I'm thrilled to be back in a routine though. The routine of being in the hospital is boring. Despite the wonderful programming we provide at News 8, most television is simply awful. (ie: Ice Loves Coco) I have been laying low at home for the last three days. Friday I didn't even turn on the TV because I couldn't stand it anymore. That's saying something. Now I can dive in on the 37 books I have on my bedside stand.
Did I mention the de ja vu factor of the hospital stay? Same room as 2009. During Cancer 1, I started writing a book about all the funny shit that happened. I never did anything with it - probably because God knew there were would a Volume 2. But I went back to it a found the part about that hospital room.

Here's the except:

"Last time I was in the hospital, I had a great view of the cemetery. It was a good reminder: "If you don't make it here, we'll just put you there." This time though, the view from my room was pretty non-descript - another wing of the hospital, I could see about 10 windows from my hospital bed. It didn't take long to notice the lights were on at all hours on the night in the wing across the way. Sometimes the lights would flick on and off really fast. Odd. The next morning I found out - that is the psych ward. Again: "If you don't make it here, we'll just put you there."
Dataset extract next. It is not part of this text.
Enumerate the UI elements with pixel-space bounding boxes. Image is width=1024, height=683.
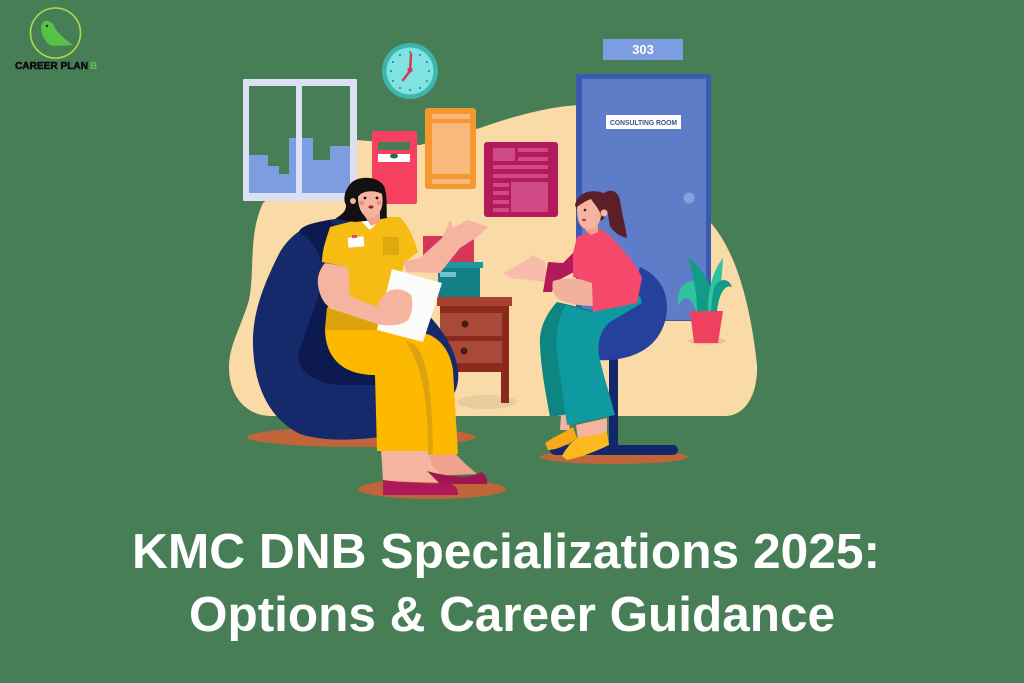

It snowed while I was in the hospital. I was on a heavy morphine drip for a couple of days, so things are fuzzy. But I distinctly remember looking out the window and noticing the snow flakes were falling UP. The nurse said it wasn't the morphine, it was a weird wind tunnel created by the two wings of the hospital. I can imagine what the patients in the psych ward thought about the rising snow flakes."

At least it didn't snow this time.


Nothing but sunshine this time! Of course, it was sunny and 75 while I was trapped inside!

My Throne. Note the French Fries on the table. My appetite is just fine!

I was running a small florist in my room! I loved it!! So beautiful and it smelled wonderful too. Nothing like some gerber daisies and roses to take the cold edge off a hotel room!